134Из записок И. Л. Радожицкого о деятельности партизанского отряда А. С. Фигнера.
…После того, как мы расстались с Фигнером под Москвою 2 сентября, я не имел о нем никаких известий до самого Тарутинского лагеря. Тут он явился опять, к живейшей радости любивших его товарищей… По дружескому настоянию Фигнер мало-помалу рассказал нам, что, расставшись со мною, он тотчас переоделся русским мужиком и пошел в Москву, тогда как пожар стал распространяться и французы занялись грабежом. Потом из числа оставшихся в Москве разного звания людей он составлял для истребления неприятелей вооруженные партии, делал с ними, среди пламени, в улицах и в домах засады, нападал на грабителей по силам и распоряжался так, что везде французы были убиваемы, особенно по ночам. Так Фигнер начал истреблять неприятелей, с шайкою удальцов, в самом городе, среди ужасов пожара и грабежа. Французы видели в развалинах пылающей русской столицы методическую войну отважного и скрытого мстителя; тщетно они искали, даже имели его перед глазами, и не могли найти. В простой одежде мужичка он днем бродил между французскими солдатами, чем мог им прислуживал, между тем вслушивался в их разговоры, потом распоряжался с своими удальцами для ночных нападений, и к утру по всем улицам являлись тела убитых французов…
Всякому партизану предоставлено было на собственный произвол выбирать себе подчиненных по роду оружия, какое находил он приличным для своих предприятий; потому Фигнер, еще не заслуживший общего доверия, на первый раз был в затруднении. Но ему скоро пришла счастливая мысль: для истребления мародеров неприятельских обратиться к своим. Известно, что по флангам и в тылу всякой армии бывает всегда, под видом усталых и фуражиров, немалое число рассыпающихся по селениям и дорогам праздношатающихся вооруженных людей всякого рода войск, называемых мародерами или бродягами. Фигнер нашел довольно таких из легкой кавалерии; пеших посадил на крестьянских лошадей; увлекательным красноречием умел соединить их к общему участию для приобретения добычи и с двумя сотнями разнокалиберных удальцов начал производить свои набеги. Днем обыкновенно он прятал их в чащу леса, а сам. переодевшись французом, поляком или итальянцем, иногда с трубачом, а иногда один, ездил к неприятельским форпостам. Тут делал он выговор пикетному караулу за оплошность и невнимательность, давая знать, что в стороне есть партия казаков; в другом месте извещал, что русские занимают такую-то деревню, а потому для фуражирования лучше идти в противную сторону. Таким образом, высмотревши положение, силу неприятелей и расположив их по своим мыслям, он с наступлением вечера принимал настоящий вид партизана и с удальцами своими являлся, как снег на голову, там, где его вовсе не ожидали и где французы, по его уверению, почитали себя в совершенной безопасности. Таким — способом отважный Фигнер почти ежедневно присылал в лагерь главной квартиры по 200 и 300 пленных, так что стали уже затрудняться там в их помещении и советовали ему истреблять злодеев на месте.

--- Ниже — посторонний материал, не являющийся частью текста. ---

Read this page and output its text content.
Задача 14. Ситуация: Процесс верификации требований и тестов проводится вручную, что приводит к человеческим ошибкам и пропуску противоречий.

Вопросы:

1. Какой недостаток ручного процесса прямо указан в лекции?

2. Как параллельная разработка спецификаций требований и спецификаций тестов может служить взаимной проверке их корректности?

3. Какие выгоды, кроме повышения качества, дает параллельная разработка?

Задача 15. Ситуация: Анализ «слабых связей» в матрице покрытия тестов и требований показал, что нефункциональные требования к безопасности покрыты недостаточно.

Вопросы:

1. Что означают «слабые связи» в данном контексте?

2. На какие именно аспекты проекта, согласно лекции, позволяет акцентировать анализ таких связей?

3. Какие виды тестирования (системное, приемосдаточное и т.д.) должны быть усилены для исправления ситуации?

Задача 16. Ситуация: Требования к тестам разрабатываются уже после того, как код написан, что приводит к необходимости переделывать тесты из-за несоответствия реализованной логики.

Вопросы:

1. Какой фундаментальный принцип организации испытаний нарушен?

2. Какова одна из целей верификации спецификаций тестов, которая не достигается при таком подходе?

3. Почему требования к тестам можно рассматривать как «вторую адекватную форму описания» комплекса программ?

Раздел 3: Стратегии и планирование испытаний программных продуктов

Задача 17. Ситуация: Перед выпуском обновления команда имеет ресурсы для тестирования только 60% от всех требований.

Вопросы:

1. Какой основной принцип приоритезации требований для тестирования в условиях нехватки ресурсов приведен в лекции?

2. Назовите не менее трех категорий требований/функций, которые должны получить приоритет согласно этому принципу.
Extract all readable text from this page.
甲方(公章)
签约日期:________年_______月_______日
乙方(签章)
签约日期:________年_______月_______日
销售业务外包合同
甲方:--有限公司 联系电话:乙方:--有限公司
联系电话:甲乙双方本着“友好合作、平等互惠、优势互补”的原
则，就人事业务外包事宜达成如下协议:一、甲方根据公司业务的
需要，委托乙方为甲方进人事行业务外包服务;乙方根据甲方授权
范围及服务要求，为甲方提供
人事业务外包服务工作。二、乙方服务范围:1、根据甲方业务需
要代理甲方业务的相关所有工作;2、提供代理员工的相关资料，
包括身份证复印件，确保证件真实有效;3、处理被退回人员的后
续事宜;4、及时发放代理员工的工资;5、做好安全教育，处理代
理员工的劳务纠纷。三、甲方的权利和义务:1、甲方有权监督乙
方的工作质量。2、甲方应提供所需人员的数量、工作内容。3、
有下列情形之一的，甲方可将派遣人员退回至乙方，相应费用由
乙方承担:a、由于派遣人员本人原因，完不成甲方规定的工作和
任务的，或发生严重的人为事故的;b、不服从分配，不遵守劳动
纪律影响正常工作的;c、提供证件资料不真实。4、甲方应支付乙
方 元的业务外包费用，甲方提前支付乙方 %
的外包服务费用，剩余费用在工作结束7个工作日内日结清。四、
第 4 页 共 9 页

С помощью крестьян, которых Фигнер собирал, вооружал и чрез которых узнавал о силе и положении неприятелей, увеличивая беспрестанно свою партию прибылыми удальцами, он успел недалеко от Москвы, на Можайской дороге, отбить неприятельский парк, состоявший из шести новых пушек, с зарядными палубами, со всею прислугою и упряжью, который 4 месяца шел из Италии под слабым прикрытием; с тем вместе попалась ему небольшая казна золота. Деньги роздал он сподвижникам своим, все прочее сжег, а пушки заклепал и зарыл в землю. При этом он имел неосторожность оставить из числа пленных итальянцев нескольких при себе; они после разбежались, и один унтер-офицер, заметив отважность Фигнера, с отличными способностями во вред французам, описал им все его подвиги, храбрость и хитрости. С тех пор в армии неприятельской имя Фигнера стало ужасно, и голова его была оценена.